Inkyfada est entré dans sa quatrième année d’existence. Quel bilan tirez-vous ?

C’est un média qui s’établit petit à petit, qui développe un savoir-faire particulier, avec un modèle économique assez original. Nos revenus allient des donations privées à des revenus générés par une offre de services tirés de ce savoir-faire et de cette expérience.

On fait par exemple du conseil éditorial, on développe des outils technologiques pour d’autres médias, dans le monde arabe ou ailleurs. On fait de la conception graphique, beaucoup de formation aussi, dans l’investigation, le reportage, les outils web, le datajournalisme. On développe des produits à très haute valeur ajoutée, par exemple un outil de publication permettant à des rédactions n’ayant pas trop de ressources techniques de produire des longs formats, du contenu multimédia. On a aussi créé un espace d’incubation de projets adossé à notre rédaction. Tout cela génère aujourd’hui environ 60 % de nos revenus.

Les 40 % restant sont fournis par les deux bailleurs de fonds principaux : Open Society Foundations (30 %) et International Media Support (10 %). Notre but est de parvenir à nous en libérer. Ce n’est pas qu’on se sent contraint par ce type de partenariat, on les a choisis en toute liberté. Mais c’est une question de principe. Il s’agit de montrer qu’un modèle économique peut émerger en dehors des schémas classiques qui existent en Tunisie.

Inkyfada est pour l’instant gratuit. Envisagez-vous un jour un accès payant afin de générer de nouveaux revenus ?

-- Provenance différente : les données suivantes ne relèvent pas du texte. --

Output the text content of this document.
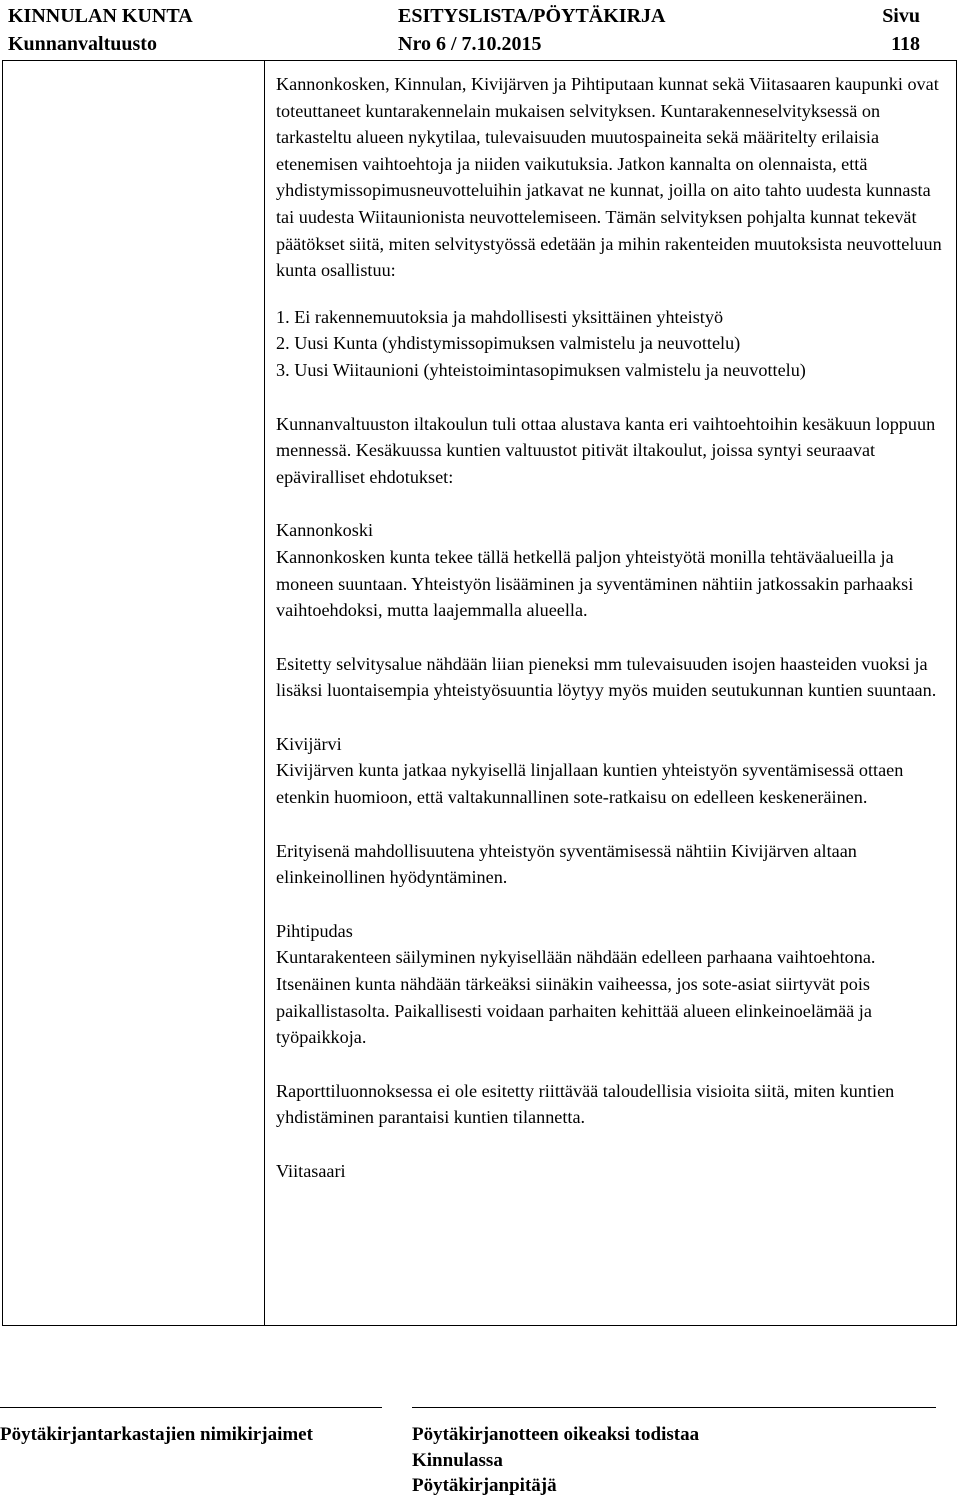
KINNULAN KUNTA
Kunnanvaltuusto
ESITYSLISTA/PÖYTÄKIRJA
Nro 6 / 7.10.2015
Sivu
118

Kannonkosken, Kinnulan, Kivijärven ja Pihtiputaan kunnat sekä Viitasaaren kaupunki ovat toteuttaneet kuntarakennelain mukaisen selvityksen. Kuntarakenneselvityksessä on tarkasteltu alueen nykytilaa, tulevaisuuden muutospaineita sekä määritelty erilaisia etenemisen vaihtoehtoja ja niiden vaikutuksia. Jatkon kannalta on olennaista, että yhdistymissopimusneuvotteluihin jatkavat ne kunnat, joilla on aito tahto uudesta kunnasta tai uudesta Wiitaunionista neuvottelemiseen. Tämän selvityksen pohjalta kunnat tekevät päätökset siitä, miten selvitystyössä edetään ja mihin rakenteiden muutoksista neuvotteluun kunta osallistuu:

1. Ei rakennemuutoksia ja mahdollisesti yksittäinen yhteistyö

2. Uusi Kunta (yhdistymissopimuksen valmistelu ja neuvottelu)

3. Uusi Wiitaunioni (yhteistoimintasopimuksen valmistelu ja neuvottelu)

Kunnanvaltuuston iltakoulun tuli ottaa alustava kanta eri vaihtoehtoihin kesäkuun loppuun mennessä. Kesäkuussa kuntien valtuustot pitivät iltakoulut, joissa syntyi seuraavat epäviralliset ehdotukset:

Kannonkoski

Kannonkosken kunta tekee tällä hetkellä paljon yhteistyötä monilla tehtäväalueilla ja moneen suuntaan. Yhteistyön lisääminen ja syventäminen nähtiin jatkossakin parhaaksi vaihtoehdoksi, mutta laajemmalla alueella.

Esitetty selvitysalue nähdään liian pieneksi mm tulevaisuuden isojen haasteiden vuoksi ja lisäksi luontaisempia yhteistyösuuntia löytyy myös muiden seutukunnan kuntien suuntaan.

Kivijärvi

Kivijärven kunta jatkaa nykyisellä linjallaan kuntien yhteistyön syventämisessä ottaen etenkin huomioon, että valtakunnallinen sote-ratkaisu on edelleen keskeneräinen.

Erityisenä mahdollisuutena yhteistyön syventämisessä nähtiin Kivijärven altaan elinkeinollinen hyödyntäminen.

Pihtipudas

Kuntarakenteen säilyminen nykyisellään nähdään edelleen parhaana vaihtoehtona. Itsenäinen kunta nähdään tärkeäksi siinäkin vaiheessa, jos sote-asiat siirtyvät pois paikallistasolta. Paikallisesti voidaan parhaiten kehittää alueen elinkeinoelämää ja työpaikkoja.

Raporttiluonnoksessa ei ole esitetty riittävää taloudellisia visioita siitä, miten kuntien yhdistäminen parantaisi kuntien tilannetta.

Viitasaari

Pöytäkirjantarkastajien nimikirjaimet	Pöytäkirjanotteen oikeaksi todistaa
Kinnulassa
Pöytäkirjanpitäjä
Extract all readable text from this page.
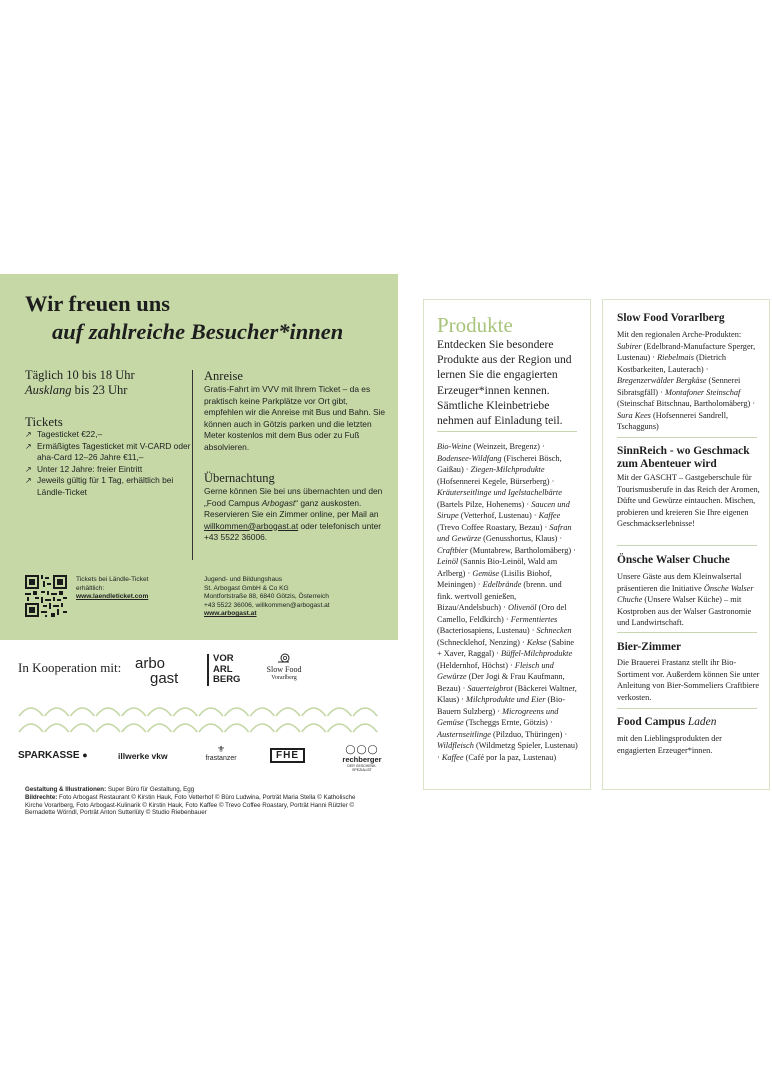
Wir freuen uns
auf zahlreiche Besucher*innen
Täglich 10 bis 18 Uhr
Ausklang bis 23 Uhr
Tickets
↗ Tagesticket €22,–
↗ Ermäßigtes Tagesticket mit V-CARD oder aha-Card 12–26 Jahre €11,–
↗ Unter 12 Jahre: freier Eintritt
↗ Jeweils gültig für 1 Tag, erhältlich bei Ländle-Ticket
Anreise

Gratis-Fahrt im VVV mit Ihrem Ticket – da es praktisch keine Parkplätze vor Ort gibt, empfehlen wir die Anreise mit Bus und Bahn. Sie können auch in Götzis parken und die letzten Meter kostenlos mit dem Bus oder zu Fuß absolvieren.

Übernachtung

Gerne können Sie bei uns übernachten und den „Food Campus Arbogast“ ganz auskosten. Reservieren Sie ein Zimmer online, per Mail an willkommen@arbogast.at oder telefonisch unter +43 5522 36006.

Tickets bei Ländle-Ticket
erhältlich:
www.laendleticket.com
Jugend- und Bildungshaus
St. Arbogast GmbH & Co KG
Montfortstraße 88, 6840 Götzis, Österreich
+43 5522 36006, willkommen@arbogast.at
www.arbogast.at
In Kooperation mit: arbo
gast
VOR
ARL
BERG
Slow Food
Vorarlberg
SPARKASSE ●	illwerke vkw
⚜
frastanzer	FHE
◯◯◯
rechberger
DER GESCHENK-SPEZIALIST
Gestaltung & Illustrationen: Super Büro für Gestaltung, Egg
Bildrechte: Foto Arbogast Restaurant © Kirstin Hauk, Foto Vetterhof © Büro Ludwina, Porträt Maria Stella © Katholische Kirche Vorarlberg, Foto Arbogast-Kulinarik © Kirstin Hauk, Foto Kaffee © Trevo Coffee Roastary, Porträt Hanni Rützler © Bernadette Wörndl, Porträt Anton Sutterlüty © Studio Riebenbauer
Produkte

Entdecken Sie besondere Produkte aus der Region und lernen Sie die engagierten Erzeuger*innen kennen. Sämtliche Kleinbetriebe nehmen auf Einladung teil.

Bio-Weine (Weinzeit, Bregenz) · Bodensee-Wildfang (Fischerei Bösch, Gaißau) · Ziegen-Milchprodukte (Hofsennerei Kegele, Bürserberg) · Kräuterseitlinge und Igelstachelbärte (Bartels Pilze, Hohenems) · Saucen und Sirupe (Vetterhof, Lustenau) · Kaffee (Trevo Coffee Roastary, Bezau) · Safran und Gewürze (Genusshortus, Klaus) · Craftbier (Muntabrew, Bartholomäberg) · Leinöl (Sannis Bio-Leinöl, Wald am Arlberg) · Gemüse (Lisilis Biohof, Meiningen) · Edelbrände (brenn. und fink. wertvoll genießen, Bizau/Andelsbuch) · Olivenöl (Oro del Camello, Feldkirch) · Fermentiertes (Bacteriosapiens, Lustenau) · Schnecken (Schnecklehof, Nenzing) · Kekse (Sabine + Xaver, Raggal) · Büffel-Milchprodukte (Heldernhof, Höchst) · Fleisch und Gewürze (Der Jogi & Frau Kaufmann, Bezau) · Sauerteigbrot (Bäckerei Waltner, Klaus) · Milchprodukte und Eier (Bio-Bauern Sulzberg) · Microgreens und Gemüse (Tscheggs Ernte, Götzis) · Austernseitlinge (Pilzduo, Thüringen) · Wildfleisch (Wildmetzg Spieler, Lustenau) · Kaffee (Café por la paz, Lustenau)

Slow Food Vorarlberg

Mit den regionalen Arche-Produkten: Subirer (Edelbrand-Manufacture Sperger, Lustenau) · Riebelmais (Dietrich Kostbarkeiten, Lauterach) · Bregenzerwälder Bergkäse (Sennerei Sibratsgfäll) · Montafoner Steinschaf (Steinschaf Bitschnau, Bartholomäberg) · Sura Kees (Hofsennerei Sandrell, Tschagguns)

SinnReich - wo Geschmack zum Abenteuer wird

Mit der GASCHT – Gastgeberschule für Tourismusberufe in das Reich der Aromen, Düfte und Gewürze eintauchen. Mischen, probieren und kreieren Sie Ihre eigenen Geschmackserlebnisse!

Önsche Walser Chuche

Unsere Gäste aus dem Kleinwalsertal präsentieren die Initiative Önsche Walser Chuche (Unsere Walser Küche) – mit Kostproben aus der Walser Gastronomie und Landwirtschaft.

Bier-Zimmer

Die Brauerei Frastanz stellt ihr Bio-Sortiment vor. Außerdem können Sie unter Anleitung von Bier-Sommeliers Craftbiere verkosten.

Food Campus Laden

mit den Lieblingsprodukten der engagierten Erzeuger*innen.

L’idée de départ, c’était de produire un contenu qui n’était pas très répandu en Tunisie. Le journalisme d’investigation que l’on pratique ne se trouve pas sur tous les supports, en dehors de nos confrères de Nawaat et peut-être du Huffington Post, pour la partie purement factuelle. Rendre ce contenu payant exclurait beaucoup de gens, le réserverait à une certaine classe capable de payer.

On est donc plutôt en train de réfléchir à fédérer autour d’Inkyfada une communauté, les « amis d’Inkydafa » en quelque sorte, qui soutiendrait notre travail à travers un système d’abonnements ou de cotisations annuelles. La question du modèle économique est en général très mal présentée aux Tunisiens, qui pensent qu’il n’y a pas d’alternative au modèle classique basé sur la publicité, lequel se casse d’ailleurs la figure.

Vous avez participé au consortium de journalistes autour des « Panama Papers ». Avez-vous fait l’objet de pressions ou de représailles après avoir mis en cause certaines personnalités tunisiennes ?

Je peux témoigner qu’en sept ans, je ne me suis jamais senti menacé par l’Etat ni par son système judiciaire. On a certes été entendu par des juges d’instruction sur plusieurs de nos enquêtes, mais on a réussi à leur faire accepter le principe du respect de nos sources. Ce sont des équilibres qui se cherchent et qu’on est en train de trouver avec plusieurs acteurs institutionnels. Pour l’instant, je n’ai pas vraiment d’incidents à rapporter de ce côté-là. Par contre, on a été plutôt attaqué par des médias quand on a écrit sur certains intérêts, sur certaines personnes. On n’a pas eu affaire à des policiers ou à des juges, mais à la diffamation médiatique.